Biotechnology company Compass Pathways plc (Nasdaq: CMPS) announced on Wednesday that the U.S. Food and Drug Administration has accepted its Investigational New Drug application for COMP360 in post-traumatic stress disorder, enabling initiation of a late-stage Phase 2b/3 clinical trial.

Acceptance clears the start of the multicentre, randomised, double-blind COMP202 study evaluating the efficacy, safety and tolerability of COMP360 in patients with PTSD, with an open-label extension to assess longer-term outcomes. Prior Phase 2 open-label data showed COMP360 was generally safe and well tolerated, with rapid and durable symptom improvement, with results published in the September 2025 issue of the Journal of Psychopharmacology.

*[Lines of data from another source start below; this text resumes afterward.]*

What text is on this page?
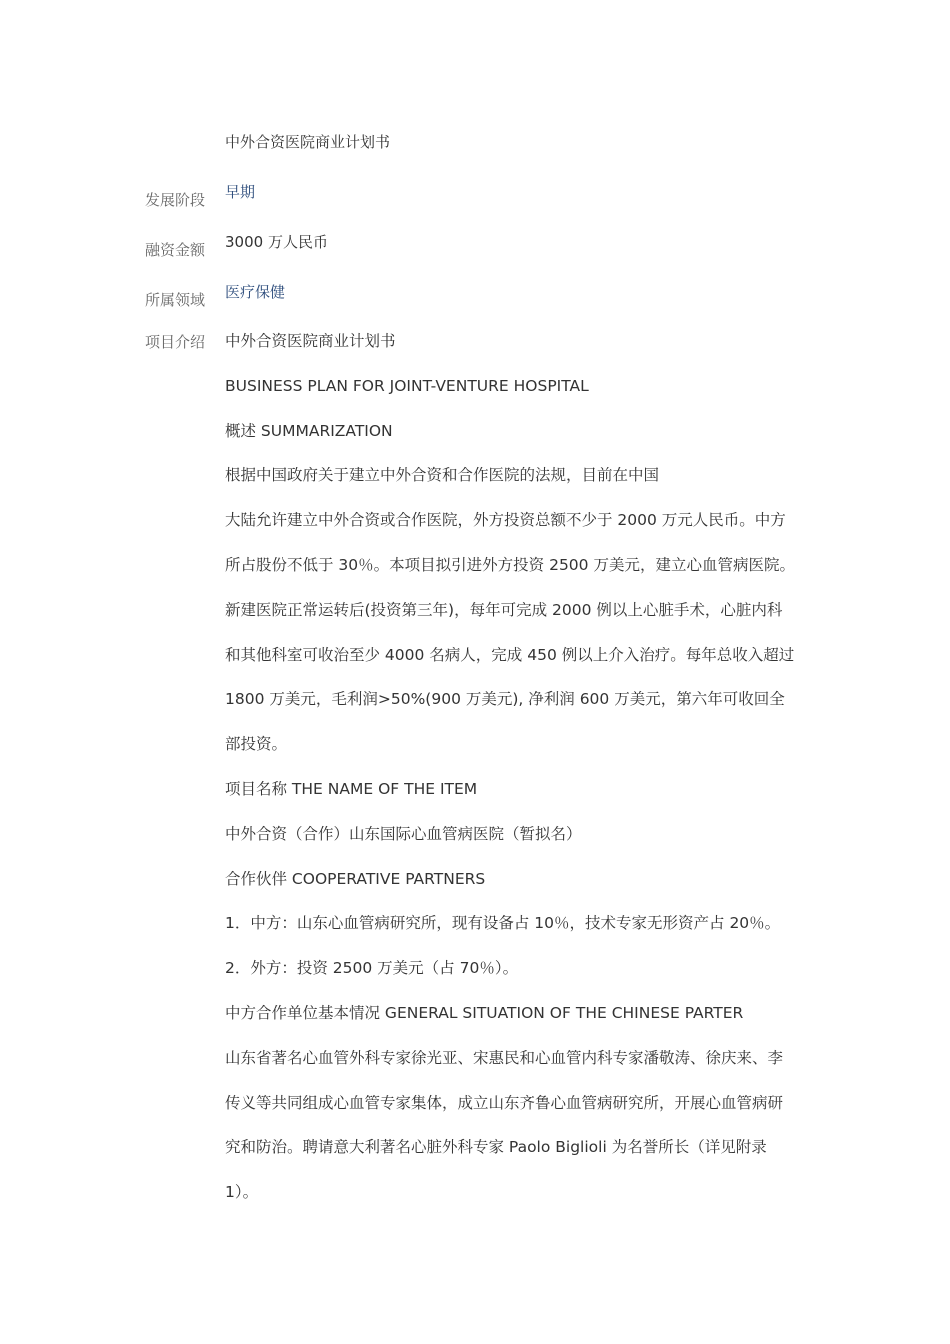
中外合资医院商业计划书
发展阶段 早期
融资金额 3000 万人民币
所属领域 医疗保健
项目介绍 中外合资医院商业计划书
BUSINESS PLAN FOR JOINT-VENTURE HOSPITAL
概述 SUMMARIZATION
根据中国政府关于建立中外合资和合作医院的法规，目前在中国
大陆允许建立中外合资或合作医院，外方投资总额不少于 2000 万元人民币。中方
所占股份不低于 30％。本项目拟引进外方投资 2500 万美元，建立心血管病医院。
新建医院正常运转后(投资第三年)，每年可完成 2000 例以上心脏手术，心脏内科
和其他科室可收治至少 4000 名病人，完成 450 例以上介入治疗。每年总收入超过
1800 万美元，毛利润>50%(900 万美元), 净利润 600 万美元，第六年可收回全
部投资。
项目名称 THE NAME OF THE ITEM
中外合资（合作）山东国际心血管病医院（暂拟名）
合作伙伴 COOPERATIVE PARTNERS
1．中方：山东心血管病研究所，现有设备占 10％，技术专家无形资产占 20％。
2．外方：投资 2500 万美元（占 70％）。
中方合作单位基本情况 GENERAL SITUATION OF THE CHINESE PARTER
山东省著名心血管外科专家徐光亚、宋惠民和心血管内科专家潘敬涛、徐庆来、李
传义等共同组成心血管专家集体，成立山东齐鲁心血管病研究所，开展心血管病研
究和防治。聘请意大利著名心脏外科专家 Paolo Biglioli 为名誉所长（详见附录
1）。
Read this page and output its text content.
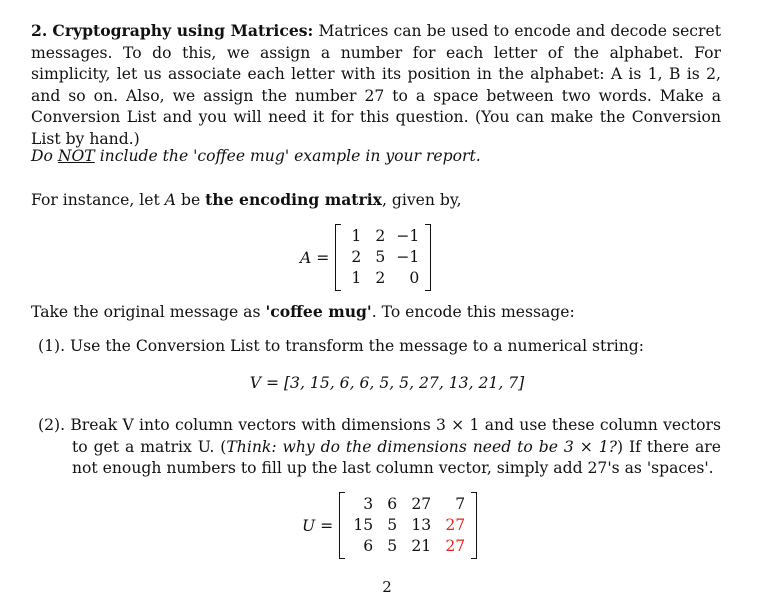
2. Cryptography using Matrices: Matrices can be used to encode and decode secret messages. To do this, we assign a number for each letter of the alphabet. For simplicity, let us associate each letter with its position in the alphabet: A is 1, B is 2, and so on. Also, we assign the number 27 to a space between two words. Make a Conversion List and you will need it for this question. (You can make the Conversion List by hand.)

Do NOT include the 'coffee mug' example in your report.

For instance, let A be the encoding matrix, given by,

A =
1 2 −1
2 5 −1
1 2	0

Take the original message as 'coffee mug'. To encode this message:

(1). Use the Conversion List to transform the message to a numerical string:

V = [3, 15, 6, 6, 5, 5, 27, 13, 21, 7]

(2). Break V into column vectors with dimensions 3 × 1 and use these column vectors to get a matrix U. (Think: why do the dimensions need to be 3 × 1?) If there are not enough numbers to fill up the last column vector, simply add 27's as 'spaces'.

U =
3 6 27	7
15 5 13 27
6 5 21 27
2
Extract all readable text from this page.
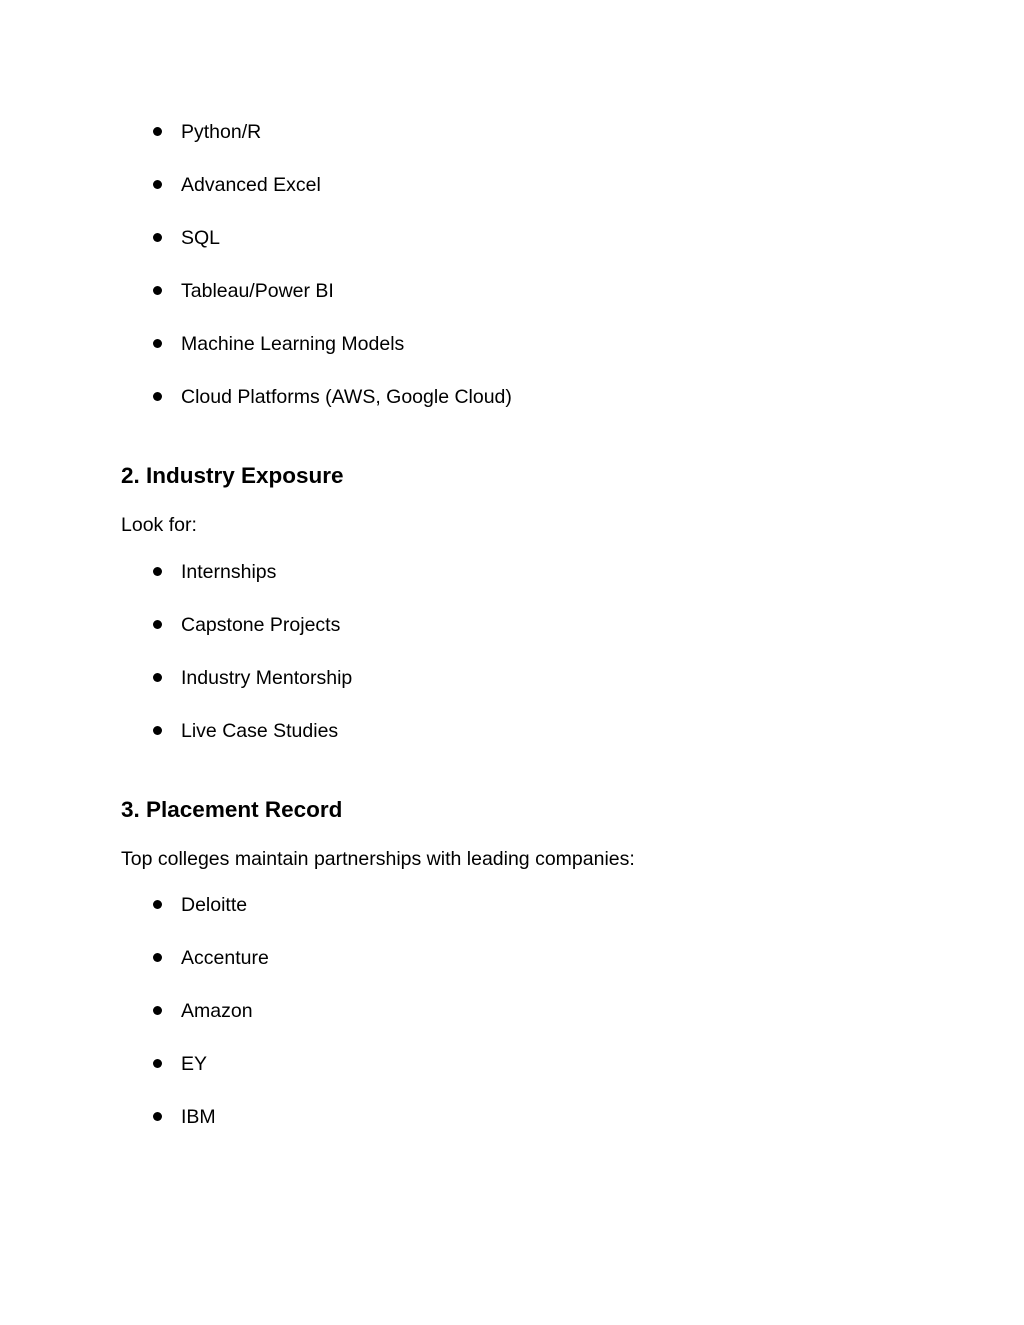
Python/R
Advanced Excel
SQL
Tableau/Power BI
Machine Learning Models
Cloud Platforms (AWS, Google Cloud)
2. Industry Exposure

Look for:

Internships
Capstone Projects
Industry Mentorship
Live Case Studies
3. Placement Record

Top colleges maintain partnerships with leading companies:

Deloitte
Accenture
Amazon
EY
IBM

Compass Pathways said commercial preparations for COMP360 in treatment-resistant depression remain on track, supported by strategic clinic collaborations, including the addition of Radial as its seventh partner. A positive FDA Type B meeting in September 2025 confirmed the company's NDA submission strategy, including potential rolling submission, with further Phase 3 data disclosures planned in the second half of the first quarter of 2026 and additional results expected in early third quarter of 2026.

Balance sheet flexibility was strengthened through an amendment to the company's term loan with Hercules Capital Inc (NYSE: HTGC), increasing total availability to up to USD150m, extending the interest-only period to at least 5 January 2029 and pushing maturity to 5 January 2031. Compass Pathways said the facility supports cash runway into 2027.